Summary

Several of the disadvantages of running simulations on the web can be overcome by running a Python model entirely in the client’s web browser using WebAssembly: a compact, binary instruction language that runs with near-native performance. A key distribution is Pyodide: the CPython interpreter compiled to WebAssembly using emscripten. A number of key packages from the python scientific stack have also been compiled to WebAssembly and are included in the distribution e.g. including NumPy, Pandas, and Matplotlib. Pure Python packages, (e.g. simpy or salabim) can also be installed at runtime and run against Pyodide.

Jupyterlite is a WebAssembly build of the popular Jupyter IDE and runs in a user’s browser. It serves static content and uses either the pyodide or xeus-python kernels to execute Python code. This means it is possible to build interactive webpages on sites such as GitHub pages that contain simulation models in Jupyter notebooks . As JupyterLite serves static content and model computation happens in the client’s web browser, authors do not need to rely on limited-capacity or costly hosting sites. In comparison, server-reliant cloud-based services like mybinder.org can be slow to build the environment, especially with infrequent access, and have limited resource allocations.

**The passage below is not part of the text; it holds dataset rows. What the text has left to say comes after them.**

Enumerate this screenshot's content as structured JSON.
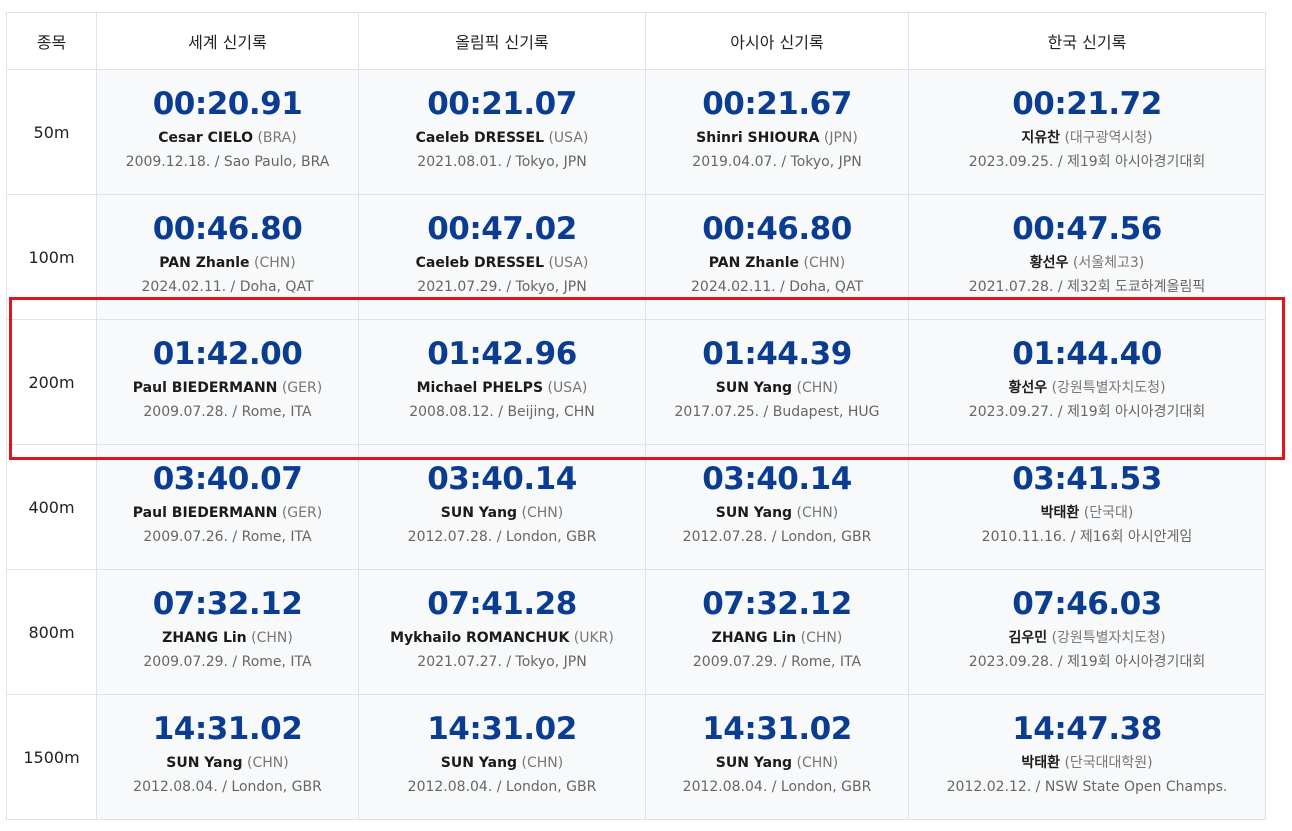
{
  "columns": [
    "종목",
    "세계 신기록",
    "올림픽 신기록",
    "아시아 신기록",
    "한국 신기록"
  ],
  "rows": [
    {
      "event": "50m",
      "records": [
        {
          "time": "00:20.91",
          "name": "Cesar CIELO",
          "country": "(BRA)",
          "date": "2009.12.18.",
          "place": "Sao Paulo, BRA"
        },
        {
          "time": "00:21.07",
          "name": "Caeleb DRESSEL",
          "country": "(USA)",
          "date": "2021.08.01.",
          "place": "Tokyo, JPN"
        },
        {
          "time": "00:21.67",
          "name": "Shinri SHIOURA",
          "country": "(JPN)",
          "date": "2019.04.07.",
          "place": "Tokyo, JPN"
        },
        {
          "time": "00:21.72",
          "name": "지유찬",
          "country": "(대구광역시청)",
          "date": "2023.09.25.",
          "place": "제19회 아시아경기대회"
        }
      ]
    },
    {
      "event": "100m",
      "records": [
        {
          "time": "00:46.80",
          "name": "PAN Zhanle",
          "country": "(CHN)",
          "date": "2024.02.11.",
          "place": "Doha, QAT"
        },
        {
          "time": "00:47.02",
          "name": "Caeleb DRESSEL",
          "country": "(USA)",
          "date": "2021.07.29.",
          "place": "Tokyo, JPN"
        },
        {
          "time": "00:46.80",
          "name": "PAN Zhanle",
          "country": "(CHN)",
          "date": "2024.02.11.",
          "place": "Doha, QAT"
        },
        {
          "time": "00:47.56",
          "name": "황선우",
          "country": "(서울체고3)",
          "date": "2021.07.28.",
          "place": "제32회 도쿄하계올림픽"
        }
      ]
    },
    {
      "event": "200m",
      "records": [
        {
          "time": "01:42.00",
          "name": "Paul BIEDERMANN",
          "country": "(GER)",
          "date": "2009.07.28.",
          "place": "Rome, ITA"
        },
        {
          "time": "01:42.96",
          "name": "Michael PHELPS",
          "country": "(USA)",
          "date": "2008.08.12.",
          "place": "Beijing, CHN"
        },
        {
          "time": "01:44.39",
          "name": "SUN Yang",
          "country": "(CHN)",
          "date": "2017.07.25.",
          "place": "Budapest, HUG"
        },
        {
          "time": "01:44.40",
          "name": "황선우",
          "country": "(강원특별자치도청)",
          "date": "2023.09.27.",
          "place": "제19회 아시아경기대회"
        }
      ]
    },
    {
      "event": "400m",
      "records": [
        {
          "time": "03:40.07",
          "name": "Paul BIEDERMANN",
          "country": "(GER)",
          "date": "2009.07.26.",
          "place": "Rome, ITA"
        },
        {
          "time": "03:40.14",
          "name": "SUN Yang",
          "country": "(CHN)",
          "date": "2012.07.28.",
          "place": "London, GBR"
        },
        {
          "time": "03:40.14",
          "name": "SUN Yang",
          "country": "(CHN)",
          "date": "2012.07.28.",
          "place": "London, GBR"
        },
        {
          "time": "03:41.53",
          "name": "박태환",
          "country": "(단국대)",
          "date": "2010.11.16.",
          "place": "제16회 아시안게임"
        }
      ]
    },
    {
      "event": "800m",
      "records": [
        {
          "time": "07:32.12",
          "name": "ZHANG Lin",
          "country": "(CHN)",
          "date": "2009.07.29.",
          "place": "Rome, ITA"
        },
        {
          "time": "07:41.28",
          "name": "Mykhailo ROMANCHUK",
          "country": "(UKR)",
          "date": "2021.07.27.",
          "place": "Tokyo, JPN"
        },
        {
          "time": "07:32.12",
          "name": "ZHANG Lin",
          "country": "(CHN)",
          "date": "2009.07.29.",
          "place": "Rome, ITA"
        },
        {
          "time": "07:46.03",
          "name": "김우민",
          "country": "(강원특별자치도청)",
          "date": "2023.09.28.",
          "place": "제19회 아시아경기대회"
        }
      ]
    },
    {
      "event": "1500m",
      "records": [
        {
          "time": "14:31.02",
          "name": "SUN Yang",
          "country": "(CHN)",
          "date": "2012.08.04.",
          "place": "London, GBR"
        },
        {
          "time": "14:31.02",
          "name": "SUN Yang",
          "country": "(CHN)",
          "date": "2012.08.04.",
          "place": "London, GBR"
        },
        {
          "time": "14:31.02",
          "name": "SUN Yang",
          "country": "(CHN)",
          "date": "2012.08.04.",
          "place": "London, GBR"
        },
        {
          "time": "14:47.38",
          "name": "박태환",
          "country": "(단국대대학원)",
          "date": "2012.02.12.",
          "place": "NSW State Open Champs."
        }
      ]
    }
  ],
  "colors": {
    "time": "#0a3d91",
    "highlight": "#e0141e",
    "cell_bg": "#f8f9fa"
  }
}
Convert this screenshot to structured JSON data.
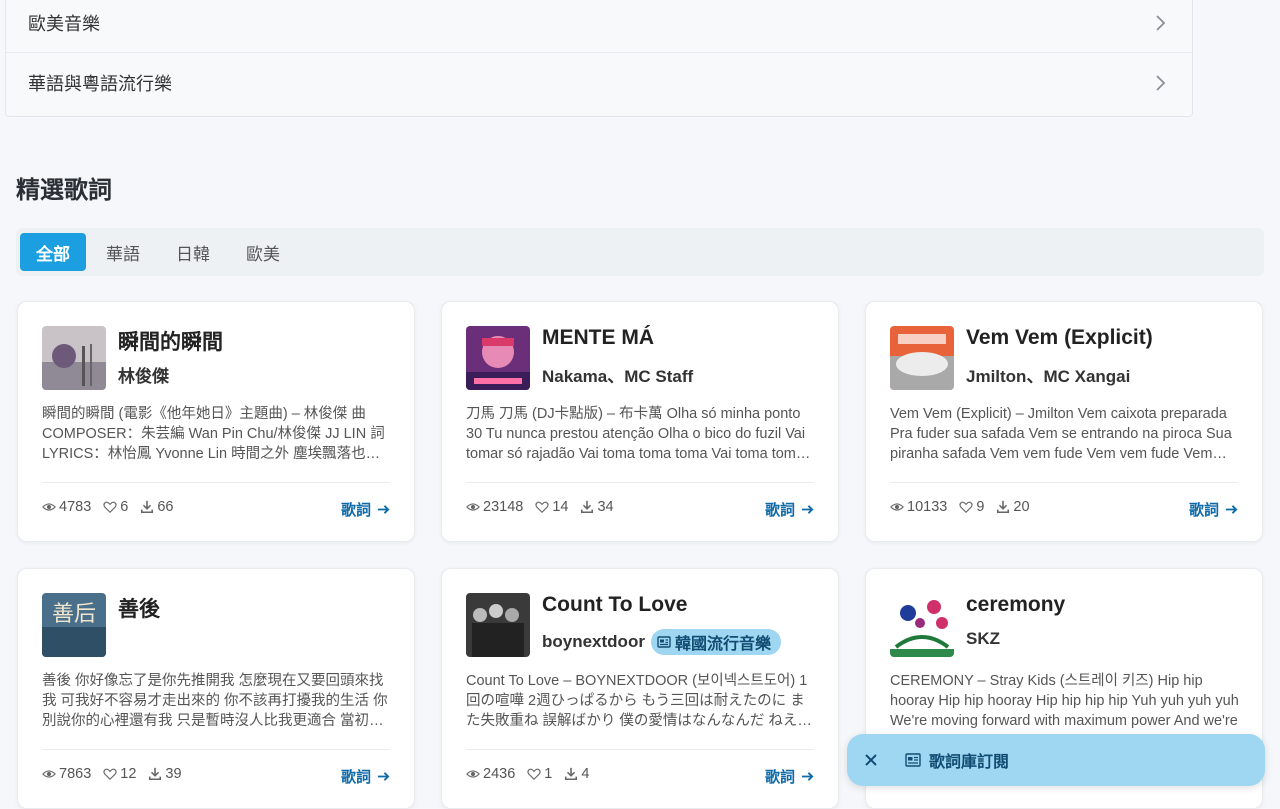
{
  "categories": [
    {
      "label": "歐美音樂"
    },
    {
      "label": "華語與粵語流行樂"
    }
  ],
  "section": {
    "title": "精選歌詞"
  },
  "tabs": [
    {
      "label": "全部"
    },
    {
      "label": "華語"
    },
    {
      "label": "日韓"
    },
    {
      "label": "歐美"
    }
  ],
  "cards": [
    {
      "title": "瞬間的瞬間",
      "artist": "林俊傑",
      "snippet": "瞬間的瞬間 (電影《他年她日》主題曲) – 林俊傑 曲 COMPOSER：朱芸編 Wan Pin Chu/林俊傑 JJ LIN 詞 LYRICS：林怡鳳 Yvonne Lin 時間之外 塵埃飄落也糾纏 每一次",
      "views": "4783",
      "likes": "6",
      "downloads": "66",
      "link": "歌詞"
    },
    {
      "title": "MENTE MÁ",
      "artist": "Nakama、MC Staff",
      "snippet": "刀馬 刀馬 (DJ卡點版) – 布卡萬 Olha só minha ponto 30 Tu nunca prestou atenção Olha o bico do fuzil Vai tomar só rajadão Vai toma toma toma Vai toma toma toma",
      "views": "23148",
      "likes": "14",
      "downloads": "34",
      "link": "歌詞"
    },
    {
      "title": "Vem Vem (Explicit)",
      "artist": "Jmilton、MC Xangai",
      "snippet": "Vem Vem (Explicit) – Jmilton Vem caixota preparada Pra fuder sua safada Vem se entrando na piroca Sua piranha safada Vem vem fude Vem vem fude Vem vem fude",
      "views": "10133",
      "likes": "9",
      "downloads": "20",
      "link": "歌詞"
    },
    {
      "title": "善後",
      "artist": "",
      "snippet": "善後 你好像忘了是你先推開我 怎麼現在又要回頭來找我 可我好不容易才走出來的 你不該再打擾我的生活 你別說你的心裡還有我 只是暫時沒人比我更適合 當初在我滿身傷痕的時候",
      "views": "7863",
      "likes": "12",
      "downloads": "39",
      "link": "歌詞"
    },
    {
      "title": "Count To Love",
      "artist": "boynextdoor",
      "genre": "韓國流行音樂",
      "snippet": "Count To Love – BOYNEXTDOOR (보이넥스트도어) 1回の喧嘩 2週ひっぱるから もう三回は耐えたのに また失敗重ね 誤解ばかり 僕の愛情はなんなんだ ねえどうしたらいい",
      "views": "2436",
      "likes": "1",
      "downloads": "4",
      "link": "歌詞"
    },
    {
      "title": "ceremony",
      "artist": "SKZ",
      "snippet": "CEREMONY – Stray Kids (스트레이 키즈) Hip hip hooray Hip hip hooray Hip hip hip hip Yuh yuh yuh yuh We're moving forward with maximum power And we're",
      "views": "",
      "likes": "",
      "downloads": "",
      "link": ""
    }
  ],
  "toast": {
    "label": "歌詞庫訂閱"
  },
  "colors": {
    "accent": "#1c9fe0",
    "link": "#0f6aa8",
    "toast_bg": "#9fd7f3"
  },
  "icons": {
    "chevron": "chevron-right-icon",
    "views": "eye-icon",
    "likes": "heart-icon",
    "downloads": "download-icon",
    "link": "arrow-right-icon",
    "close": "close-icon",
    "subscribe": "newspaper-icon"
  }
}
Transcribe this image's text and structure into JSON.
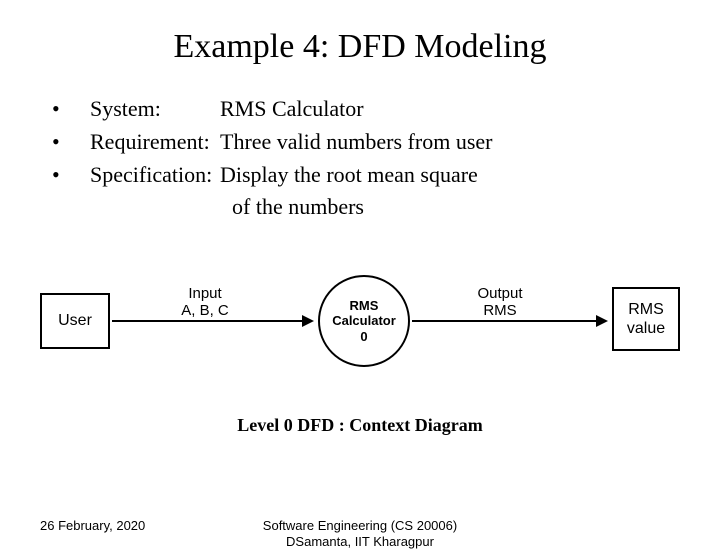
{
  "title": "Example 4: DFD Modeling",
  "bullets": {
    "sys_label": "System:",
    "sys_value": "RMS Calculator",
    "req_label": "Requirement:",
    "req_value": "Three valid numbers from user",
    "spec_label": "Specification:",
    "spec_value": "Display the root mean square",
    "spec_cont": "of the numbers"
  },
  "diagram": {
    "source": "User",
    "input_label_1": "Input",
    "input_label_2": "A, B, C",
    "process_1": "RMS",
    "process_2": "Calculator",
    "process_3": "0",
    "output_label_1": "Output",
    "output_label_2": "RMS",
    "sink_1": "RMS",
    "sink_2": "value"
  },
  "caption": "Level 0 DFD : Context Diagram",
  "footer": {
    "date": "26 February, 2020",
    "course": "Software Engineering (CS 20006)",
    "author": "DSamanta, IIT Kharagpur"
  }
}
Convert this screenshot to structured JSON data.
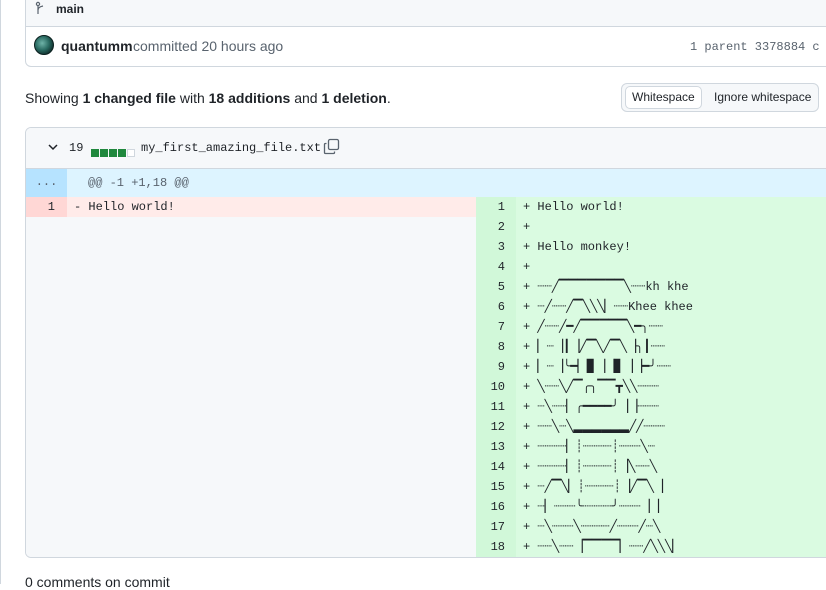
{
  "commit": {
    "branch": "main",
    "author": "quantumm",
    "committed_text": "committed 20 hours ago",
    "parent_info": "1 parent 3378884  c"
  },
  "summary": {
    "prefix": "Showing ",
    "changed": "1 changed file",
    "middle": " with ",
    "additions": "18 additions",
    "and": " and ",
    "deletions": "1 deletion",
    "suffix": "."
  },
  "whitespace": {
    "active_label": "Whitespace",
    "other_label": "Ignore whitespace"
  },
  "file": {
    "changes": "19",
    "diffstat": [
      "add",
      "add",
      "add",
      "add",
      "neu"
    ],
    "name": "my_first_amazing_file.txt",
    "hunk_expand": "...",
    "hunk_header": "@@ -1 +1,18 @@"
  },
  "left_lines": [
    {
      "num": "1",
      "text": "- Hello world!"
    }
  ],
  "right_lines": [
    {
      "num": "1",
      "text": "+ Hello world!"
    },
    {
      "num": "2",
      "text": "+"
    },
    {
      "num": "3",
      "text": "+ Hello monkey!"
    },
    {
      "num": "4",
      "text": "+"
    },
    {
      "num": "5",
      "text": "+ ┈┈╱▔▔▔▔▔▔▔╲┈┈kh khe"
    },
    {
      "num": "6",
      "text": "+ ┈╱┈┈╱▔╲╲╲▏┈┈Khee khee"
    },
    {
      "num": "7",
      "text": "+ ╱┈┈╱━╱▔▔▔▔▔╲━╮┈┈"
    },
    {
      "num": "8",
      "text": "+ ▏┈▕┃▕╱▔╲╱▔╲▕╮┃┈┈"
    },
    {
      "num": "9",
      "text": "+ ▏┈▕╰━▏▊▕▕▋▕▕━╯┈┈"
    },
    {
      "num": "10",
      "text": "+ ╲┈┈╲╱▔╭╮▔▔┳╲╲┈┈┈"
    },
    {
      "num": "11",
      "text": "+ ┈╲┈┈▏╭━━━━╯▕▕┈┈┈"
    },
    {
      "num": "12",
      "text": "+ ┈┈╲┈╲▂▂▂▂▂▂╱╱┈┈┈"
    },
    {
      "num": "13",
      "text": "+ ┈┈┈┈▏┊┈┈┈┈┊┈┈┈╲┈"
    },
    {
      "num": "14",
      "text": "+ ┈┈┈┈▏┊┈┈┈┈┊▕╲┈┈╲"
    },
    {
      "num": "15",
      "text": "+ ┈╱▔╲▏┊┈┈┈┈┊▕╱▔╲▕"
    },
    {
      "num": "16",
      "text": "+ ┈▏┈┈┈╰┈┈┈┈╯┈┈┈▕▕"
    },
    {
      "num": "17",
      "text": "+ ┈╲┈┈┈╲┈┈┈┈╱┈┈┈╱┈╲"
    },
    {
      "num": "18",
      "text": "+ ┈┈╲┈┈▕▔▔▔▔▏┈┈╱╲╲╲▏"
    }
  ],
  "bottom": {
    "text": "0 comments on commit"
  },
  "colors": {
    "addition": "#1f883d",
    "deletion": "#cf222e",
    "hunk_bg": "#ddf4ff"
  }
}
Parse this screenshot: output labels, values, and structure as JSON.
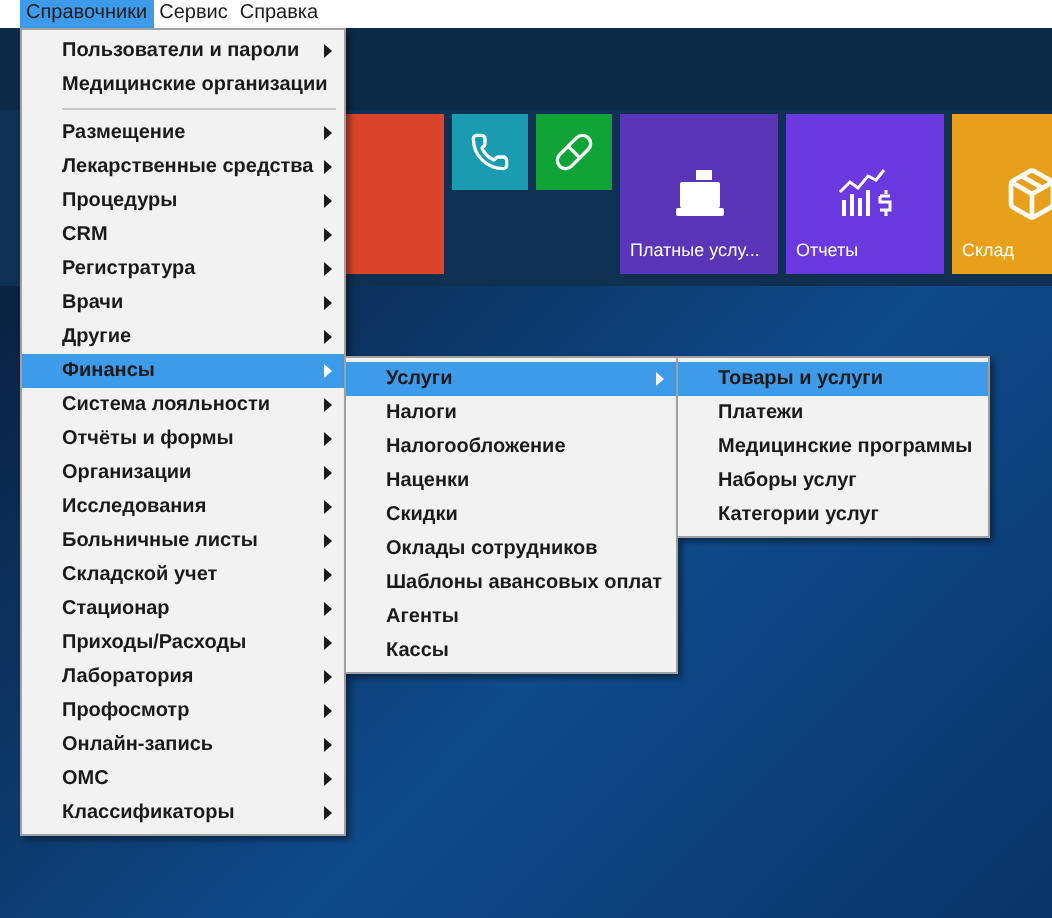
{
  "menubar": [
    {
      "label": "Справочники",
      "selected": true
    },
    {
      "label": "Сервис",
      "selected": false
    },
    {
      "label": "Справка",
      "selected": false
    }
  ],
  "tiles": [
    {
      "kind": "blank",
      "color": "#d9452a"
    },
    {
      "kind": "phone",
      "color": "#1a9bb0"
    },
    {
      "kind": "pill",
      "color": "#10a338"
    },
    {
      "kind": "register",
      "color": "#5a35b8",
      "label": "Платные услу..."
    },
    {
      "kind": "chart",
      "color": "#6a3ae0",
      "label": "Отчеты"
    },
    {
      "kind": "box",
      "color": "#e8a01c",
      "label": "Склад"
    }
  ],
  "menu": [
    {
      "kind": "item",
      "label": "Пользователи и пароли",
      "submenu": true,
      "selected": false
    },
    {
      "kind": "item",
      "label": "Медицинские организации",
      "submenu": false,
      "selected": false
    },
    {
      "kind": "separator"
    },
    {
      "kind": "item",
      "label": "Размещение",
      "submenu": true,
      "selected": false
    },
    {
      "kind": "item",
      "label": "Лекарственные средства",
      "submenu": true,
      "selected": false
    },
    {
      "kind": "item",
      "label": "Процедуры",
      "submenu": true,
      "selected": false
    },
    {
      "kind": "item",
      "label": "CRM",
      "submenu": true,
      "selected": false
    },
    {
      "kind": "item",
      "label": "Регистратура",
      "submenu": true,
      "selected": false
    },
    {
      "kind": "item",
      "label": "Врачи",
      "submenu": true,
      "selected": false
    },
    {
      "kind": "item",
      "label": "Другие",
      "submenu": true,
      "selected": false
    },
    {
      "kind": "item",
      "label": "Финансы",
      "submenu": true,
      "selected": true
    },
    {
      "kind": "item",
      "label": "Система лояльности",
      "submenu": true,
      "selected": false
    },
    {
      "kind": "item",
      "label": "Отчёты и формы",
      "submenu": true,
      "selected": false
    },
    {
      "kind": "item",
      "label": "Организации",
      "submenu": true,
      "selected": false
    },
    {
      "kind": "item",
      "label": "Исследования",
      "submenu": true,
      "selected": false
    },
    {
      "kind": "item",
      "label": "Больничные листы",
      "submenu": true,
      "selected": false
    },
    {
      "kind": "item",
      "label": "Складской учет",
      "submenu": true,
      "selected": false
    },
    {
      "kind": "item",
      "label": "Стационар",
      "submenu": true,
      "selected": false
    },
    {
      "kind": "item",
      "label": "Приходы/Расходы",
      "submenu": true,
      "selected": false
    },
    {
      "kind": "item",
      "label": "Лаборатория",
      "submenu": true,
      "selected": false
    },
    {
      "kind": "item",
      "label": "Профосмотр",
      "submenu": true,
      "selected": false
    },
    {
      "kind": "item",
      "label": "Онлайн-запись",
      "submenu": true,
      "selected": false
    },
    {
      "kind": "item",
      "label": "ОМС",
      "submenu": true,
      "selected": false
    },
    {
      "kind": "item",
      "label": "Классификаторы",
      "submenu": true,
      "selected": false
    }
  ],
  "submenu": [
    {
      "kind": "item",
      "label": "Услуги",
      "submenu": true,
      "selected": true
    },
    {
      "kind": "item",
      "label": "Налоги",
      "submenu": false,
      "selected": false
    },
    {
      "kind": "item",
      "label": "Налогообложение",
      "submenu": false,
      "selected": false
    },
    {
      "kind": "item",
      "label": "Наценки",
      "submenu": false,
      "selected": false
    },
    {
      "kind": "item",
      "label": "Скидки",
      "submenu": false,
      "selected": false
    },
    {
      "kind": "item",
      "label": "Оклады сотрудников",
      "submenu": false,
      "selected": false
    },
    {
      "kind": "item",
      "label": "Шаблоны авансовых оплат",
      "submenu": false,
      "selected": false
    },
    {
      "kind": "item",
      "label": "Агенты",
      "submenu": false,
      "selected": false
    },
    {
      "kind": "item",
      "label": "Кассы",
      "submenu": false,
      "selected": false
    }
  ],
  "submenu_2": [
    {
      "kind": "item",
      "label": "Товары и услуги",
      "submenu": false,
      "selected": true
    },
    {
      "kind": "item",
      "label": "Платежи",
      "submenu": false,
      "selected": false
    },
    {
      "kind": "item",
      "label": "Медицинские программы",
      "submenu": false,
      "selected": false
    },
    {
      "kind": "item",
      "label": "Наборы услуг",
      "submenu": false,
      "selected": false
    },
    {
      "kind": "item",
      "label": "Категории услуг",
      "submenu": false,
      "selected": false
    }
  ]
}
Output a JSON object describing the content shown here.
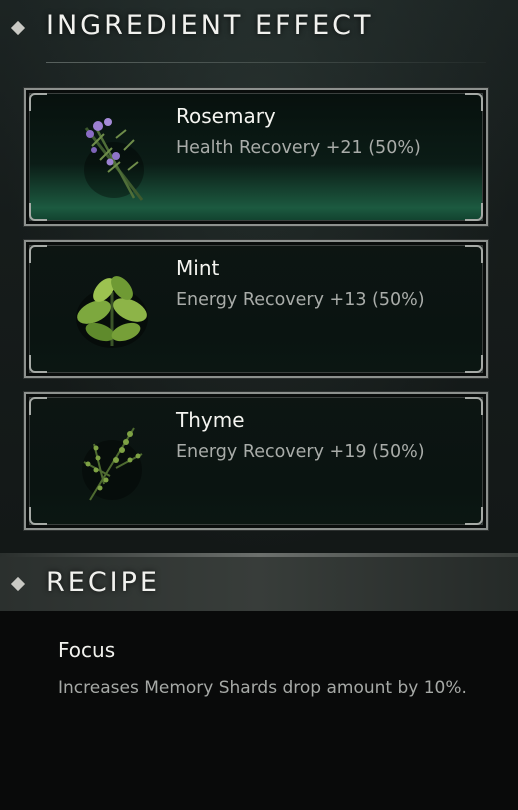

In Jupyterlite, notebooks are downloaded to the local machine from a URL, and are stored in the browser’s cache. The user can make changes to the model or create new files, and these persist until the browser cache is cleared.


The relative merits are:

  • As all the components are on the client side, once all resources are loaded from web servers the model can run offline.
  • Model parameters/data are not sent to any remote servers and are only processed locally within users’ machines. Without the need to manage servers, the security risks associated with server vulnerabilities are mitigated. Similarly, files can be downloaded and output data can be safely exported locally.
  • Without the need for server side computation, there are no costs associated with server maintenance and scaling.
  • Unlike environments that require building and launching a server, Jupyterlite has no server startup time and launches instantly.
  • As it runs in the browser, the simulation is accessible on any device without needing specific software installations. This provides an interactive web application with the computational capabilities of Python but no need to install Python or any libraries.
  • WebAssembly can be potentially suitable for computationally intensive simulations. However, it is limited by the client’s machine resources (CPU, memory) and the browser’s capabilities.
  • For M&S reuse, a link to a JupyterLite model with all notebooks, datasets and libraries configured can make it very easy for users to get started without setup barriers.
  • Every user accesses the same software environment directly in their browser, ensuring consistency and reliability.

The trade-offs are:

  • JupyterLite kernels (e.g.
    Pyodide) include a limited set of Python packages compiled to WebAssembly. This means not all Python libraries are available, and not all (but most) of the features of JupyterLab and Classic Notebooks are supported.
  • The simulation’s performance and capability might be limited by the user’s browser and hardware.
  • JupyterLite, being browser-based, does not support traditional multithreading due to its architecture.
  • Although JupyterLite is currently being developed by core Jupyter developers, the project is still unofficial as of the time of writing.
  • The deployed model in Jupyter notebooks will display a mixture of exposed code, markdown, and outputs such as results, tables, and charts. Changing parameters will require interacting with code directly. The notebooks therefore need to be designed for clarity, interactivity, and aesthetic appeal. Stlite offers a user-friendly alternative, with a web app user interface using Streamlit.

For healthcare a runnable version of a simulation model can be shared alongside a publication. The code allows others to replicate the simulation results, tables, and charts in a paper and allows others to reuse the model. The model is immediately usable without the need to install Python, the discrete-event simulation package, or any other dependencies. This can either reduce load on online open science compute infrastructure, or doesn’t rely on it all. Additionally, users may want to use a version of their own data but due to governance, ethics, or other reason, cannot upload the data to a remote instance of the model. WebAssembly overcomes this issue.

For education students can interact with pre-built simulations directly in their web browsers without needing to install any software. This allows them to focus on learning the concepts of simulation rather than dealing with technical setup issues. As JupyterLite runs in a web browser, students can access simulations from any device, including laptops, tablets, and even smartphones. This ensures that all students, regardless of their hardware and technical expertise, have equal access to learning resources. The approach can be easily scaled to accommodate large numbers of students without the need for additional infrastructure.All students access the same software environment, ensuring consistency in the learning experience. This uniformity helps to standardise teaching materials and assessments.

For education, WebAssembly overcomes many hurdles. It allows executable models to be made available with no installation requirements, lowering the barrier to entry. It works on any web browser, making it accessible to a wider range of students, regardless of their operating system. Once loaded, it is available without an internet connection, enabling students to work with the notebooks with limited or no connectivity. It also reduces infrastructure costs, and simplifies resource management for educational institutions, as it can be deployed to any number of students without worrying about server capacity or load balancing.